I found a site that has a completed Pac-Man style cabinet and control panel pre-built.

If I wanted a cabinet that had classic games in it, with original PCBS, what could I throw in there without it getting too crowded, and if possible have it all run on the same equipment?
I'd want Popeye, Pac-Man, Frogger, and QBert installed.

The second machine would be all Jamma.  NBA Jam, Turtles, Simpsons...Xmen..and that i'd build myself.....

I always prefer original hardware over the rom route..

BobA:

All the games you listed in the first group have different pinouts to connect the power and buttons.  You would have to develop adapters to connect them to the same cabinet controls.   Jamma standards did not exist when these games were produced.

The second group of games are later so a multi jamma setup will probably work.

Felsir:

Also QBert has a joystick at 45 degree angle, so it will not match the controls of pacman etc.

mgb:

Popeye would need an inversion board to play on a monitor other than the 20ez

paigeoliver:

Popeye is also a horizontal game while the others are vertical.

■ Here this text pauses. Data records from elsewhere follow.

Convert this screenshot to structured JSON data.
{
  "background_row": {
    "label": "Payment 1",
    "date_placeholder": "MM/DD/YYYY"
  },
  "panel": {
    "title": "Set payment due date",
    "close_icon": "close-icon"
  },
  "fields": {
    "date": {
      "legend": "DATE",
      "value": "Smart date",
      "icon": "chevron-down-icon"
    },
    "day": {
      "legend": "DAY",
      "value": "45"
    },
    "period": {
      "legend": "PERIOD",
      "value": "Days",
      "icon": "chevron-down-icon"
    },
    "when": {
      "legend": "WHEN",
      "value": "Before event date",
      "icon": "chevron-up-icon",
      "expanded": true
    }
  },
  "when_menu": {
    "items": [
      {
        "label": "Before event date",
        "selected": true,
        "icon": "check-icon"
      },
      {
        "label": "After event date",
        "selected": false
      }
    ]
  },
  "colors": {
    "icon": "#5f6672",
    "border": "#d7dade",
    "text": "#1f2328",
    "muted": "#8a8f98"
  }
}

QBert wants 30 volts and -12 volts, while the others want -5 volts. I believe you have to do some conversions to a pac-man board to even make it play nice with anything else since it normally takes AC power to the edge connector.

Qbert doesn't really play nice with anything. It needs an angled joystick and what you will pay for a working Qbert circuit board with working sound gets you about 80 percent of the way to the purchase price of a whole machine (all the way there if you can snag a deal).

I have a Ms. Pac-Man with Mike Doyles multipac kit installed. That is a pretty decent solution if you want to avoid emulation. It gets you Pac, Ms. Pac, Pac-Plus, Ms Pac-Plus (fast and slow versions and a zillion variant mazes of all of the former), plus Super Pac, Pengo, Caterpillar, Pacrabbit, Space Invaders and Pirahna all running on an original Pac-Man circuit board.